COLORADO SPRINGS – Three and a half years ago, then-Governor John Hickenlooper and Colorado Springs Mayor John Suthers came up with a plan to create a hub for cybersecurity training and businesses in the city.

Three and a half years later Hickenlooper, a Democrat now is in the U.S Senate, and Suthers, a conservative mayor, returned to the building that is now that hub—the National Cybersecurity Center off North Nevada.

“Some of us didn’t know a whole lot about cybersecurity, but we were smart enough to know it was part of our future,” Suthers said.

The visit comes on the cusp of a massive expansion for the building that will double the workable space in the building.

A blueprint showing the planned expansion of the NCC. Yello shows the Space Information Sharing Analysis Center. Blue will be the new home to the University of Colorado-Colorado Springs Cybersecurity program.

“Seeing all the build-out that has happened, I think it is one of the most exciting days since I got elected to the U.S Senate,” Sen. Hickenlooper said.

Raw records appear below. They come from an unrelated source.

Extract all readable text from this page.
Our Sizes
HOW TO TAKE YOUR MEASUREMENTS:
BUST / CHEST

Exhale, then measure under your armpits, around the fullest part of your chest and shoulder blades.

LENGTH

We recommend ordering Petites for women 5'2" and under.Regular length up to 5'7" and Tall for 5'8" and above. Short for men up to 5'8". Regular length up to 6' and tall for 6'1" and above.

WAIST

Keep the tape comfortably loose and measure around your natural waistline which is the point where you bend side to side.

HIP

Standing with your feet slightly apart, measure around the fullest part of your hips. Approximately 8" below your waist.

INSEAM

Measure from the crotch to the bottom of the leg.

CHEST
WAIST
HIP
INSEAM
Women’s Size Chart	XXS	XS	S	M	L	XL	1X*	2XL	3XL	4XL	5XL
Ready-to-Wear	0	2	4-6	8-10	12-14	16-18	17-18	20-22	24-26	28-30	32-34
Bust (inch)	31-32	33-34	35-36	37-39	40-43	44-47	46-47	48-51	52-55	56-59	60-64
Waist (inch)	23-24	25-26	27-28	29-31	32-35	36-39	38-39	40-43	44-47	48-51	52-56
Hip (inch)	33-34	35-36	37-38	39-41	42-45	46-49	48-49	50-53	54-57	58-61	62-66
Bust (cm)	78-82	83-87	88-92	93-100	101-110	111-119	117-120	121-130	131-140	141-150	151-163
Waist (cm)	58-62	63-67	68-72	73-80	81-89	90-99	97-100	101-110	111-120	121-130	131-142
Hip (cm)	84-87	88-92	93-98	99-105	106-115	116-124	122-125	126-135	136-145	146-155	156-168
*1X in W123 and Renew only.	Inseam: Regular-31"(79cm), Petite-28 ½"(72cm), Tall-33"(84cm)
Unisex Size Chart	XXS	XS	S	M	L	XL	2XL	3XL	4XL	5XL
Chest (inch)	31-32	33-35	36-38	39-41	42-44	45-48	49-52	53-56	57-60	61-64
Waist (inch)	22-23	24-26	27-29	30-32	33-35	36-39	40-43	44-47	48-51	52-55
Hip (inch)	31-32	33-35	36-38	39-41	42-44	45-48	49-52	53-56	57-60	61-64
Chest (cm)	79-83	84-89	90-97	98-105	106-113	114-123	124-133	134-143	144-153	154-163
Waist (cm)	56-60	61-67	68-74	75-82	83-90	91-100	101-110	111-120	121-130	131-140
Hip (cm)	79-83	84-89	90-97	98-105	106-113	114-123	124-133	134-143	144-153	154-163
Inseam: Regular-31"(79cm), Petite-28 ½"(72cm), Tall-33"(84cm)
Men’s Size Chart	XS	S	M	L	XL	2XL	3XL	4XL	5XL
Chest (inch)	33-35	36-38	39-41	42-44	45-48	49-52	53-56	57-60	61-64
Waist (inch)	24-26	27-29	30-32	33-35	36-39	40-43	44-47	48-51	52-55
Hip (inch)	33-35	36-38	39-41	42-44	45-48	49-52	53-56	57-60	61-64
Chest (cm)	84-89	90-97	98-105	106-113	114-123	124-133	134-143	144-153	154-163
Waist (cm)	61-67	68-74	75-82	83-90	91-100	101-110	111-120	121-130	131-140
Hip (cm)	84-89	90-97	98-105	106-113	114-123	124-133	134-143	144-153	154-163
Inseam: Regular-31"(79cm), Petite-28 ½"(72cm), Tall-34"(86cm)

It comes as the Senator pushes to include $47 Billion into the bipartisan infrastructure plan to go to cybersecurity programs and making infrastructure more resilient.

The Space ISAC will focus on cybersecurity in three areas—Supply Chain, Business Systems, and Space Missions. It will bring together leaders in the space-related cybersecurity industry to share and discuss threat analysis and intelligence to protect both commercial and defense interests in space.

Eventually, the NCC will train leaders and lawmakers from all 50 states on cybersecurity.

“It’s making sure [lawmakers] understand, for the safety and security of their states, they really need to get behind this effort,” Suthers said.

That’s high-level cybersecurity, but the NCC is also looking at smaller operations, like small businesses and small governments, to give them the tools needed to defend against cyber attacks.

“The real foundation here is the education of cybersecurity. The demands and needs for cybersecurity-trained individuals, not only in Colorado but nationwide and worldwide is absolutely significant,” said Harry Raduege, the CEO of the NCC.

With UCCS’s move into the facility, training at all levels of expertise will be available. Currently, there is a large industry focus on graduate-level, engineering-related cybersecurity degrees.

UCCS will open the first bachelor’s program and certificate program in the CU system to be offered to students, lowering the barrier for smaller organizations to access trained professionals.

“It’s the smaller and mid-sized businesses that are relying on organizations like this to help them achieve the knowledge and expertise they need,” Suthers said.

As the blueprint shows, the UCCS center is just down the hall from the Space ISAC and other office space in the NCC building. That creates an easy in for students and access to expertise for the entire department.

“Think about the opportunities there,” said Dr. Venkat Reddy, the chancellor of UCCS. “They’re interacting with NCC, they’re interacting with the industry. Our students get to talk to all these folks. The opportunities that we are going to give them, they’re going to be better prepared than students coming out from other schools.”

Dr. Reddy has been working with Sen. Hickenlooper and Mayor Suthers from the outset on creating the revolutionary space. Raduege is a retired Lieutenant General from the Air Force. To Hickenlooper, it represents the collaboration needed to be a national model for a robust approach to cybersecurity.

“You walk through this place and you see the integration between the defense of this country and our military and the university and the research that allows us to be the leading nation on earth. Then you see that integration with the city government, the state government where everyone is working together,” he said. “This is what makes great cities, great states, it’s what makes great countries.